Japan had around 15,000 soldiers in Timor. They systematically burned entire areas. They took brutal revenge on the population for supporting the Allied troops. As everywhere in Southeast Asia, the Japanese troops pressed the locals into forced labor as work slaves (romusha). Girls and women were sexually enslaved and forced to serve in so-called ‘comfort stations’. Only after the Indonesian occupation in 1999 did victims of World War II find space in East Timor to testify about what they had experienced and gain recognition. The Central Communication Forum for East Timorese Ex-Romusha and Comfort Women identified 3,450 direct victims of the Japanese occupation and recorded their statements. Local and Japanese human rights and women’s organizations held a public hearing for the victims in Dili in 2006 and recorded their stories in the form of an exhibition and video documentation. “Luta ba Lia Loos no Justisa” – the fight for truth and justice – is the title of the accompanying book, which was published in 2017.
According to businesscarriers, the Timorese losses in World War II were immense: between 40,000 and 60,000 people (with a population of approx. 472,000 residents) were killed. Most died of disease and starvation. On September 5, 1945, the Portuguese colonial administration returned to a destroyed country without encountering any significant resistance.

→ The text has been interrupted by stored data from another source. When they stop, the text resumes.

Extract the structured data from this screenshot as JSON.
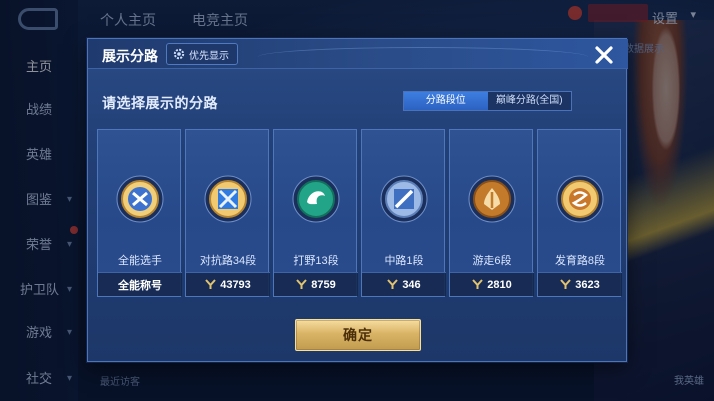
{
  "nav": {
    "items": [
      {
        "label": "主页",
        "chevron": false,
        "active": true
      },
      {
        "label": "战绩",
        "chevron": false
      },
      {
        "label": "英雄",
        "chevron": false
      },
      {
        "label": "图鉴",
        "chevron": true
      },
      {
        "label": "荣誉",
        "chevron": true
      },
      {
        "label": "护卫队",
        "chevron": true
      },
      {
        "label": "游戏",
        "chevron": true
      },
      {
        "label": "社交",
        "chevron": true
      }
    ]
  },
  "topbar": {
    "tab_profile": "个人主页",
    "tab_esports": "电竞主页",
    "settings": "设置"
  },
  "background_text": {
    "peek": "和数据展示",
    "visitor": "最近访客",
    "bottom_right": "我英雄"
  },
  "modal": {
    "title": "展示分路",
    "priority_button": "优先显示",
    "prompt": "请选择展示的分路",
    "toggle": {
      "option_rank": "分路段位",
      "option_peak": "巅峰分路(全国)",
      "selected": "option_rank"
    },
    "cards": [
      {
        "label": "全能选手",
        "stat": "全能称号",
        "show_arrow": false,
        "icon": "all-rounder-emblem-icon",
        "color": "#d9a441"
      },
      {
        "label": "对抗路34段",
        "stat": "43793",
        "show_arrow": true,
        "icon": "clash-lane-emblem-icon",
        "color": "#2f7be0"
      },
      {
        "label": "打野13段",
        "stat": "8759",
        "show_arrow": true,
        "icon": "jungle-emblem-icon",
        "color": "#1fa486"
      },
      {
        "label": "中路1段",
        "stat": "346",
        "show_arrow": true,
        "icon": "mid-lane-emblem-icon",
        "color": "#5d8ad1"
      },
      {
        "label": "游走6段",
        "stat": "2810",
        "show_arrow": true,
        "icon": "roam-emblem-icon",
        "color": "#c47a2b"
      },
      {
        "label": "发育路8段",
        "stat": "3623",
        "show_arrow": true,
        "icon": "farm-lane-emblem-icon",
        "color": "#c9782b"
      }
    ],
    "confirm": "确定"
  }
}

Today Japan is one of the largest donors of development cooperation with Timor-Leste and has contributed a great deal to the country’s reconstruction. In 2001 the Japanese government forced the use of armed Japanese troops (Self-Defense Forces) for the first time with the aid of East Timor under the UN interim administration. Leading East Timorese and Japanese non-governmental organizations spoke out against the participation of Japanese soldiers in the peacekeeping forces in East Timor. This would open old wounds. They called on the government of Japan to recognize the war crimes in East Timor, to apologize and to compensate the victims. The then Foreign Minister José Ramos-Horta, however, expressly welcomed the participation of Japan: The citizens should forget the tragic events of the Second World War, which was long ago.
At the event “Sex slavery in World War II, fighting the ongoing struggle for justice and truth” in Dili in March 2019, the General Director of the Ministry of Education, Youth and Sports (MEJD), Antoninho Pires, spoke out in favor of the events that are taking place occurred in Timor-Leste during World War II, to be documented historically and included in the curriculum.
“The curriculum offered generally talks about World War II and people coming to Timor, but not specifically what they did in Timor.” It was important for the young generation to know the history of their country and to know what happened in 1942-45, emphasized a student at the event.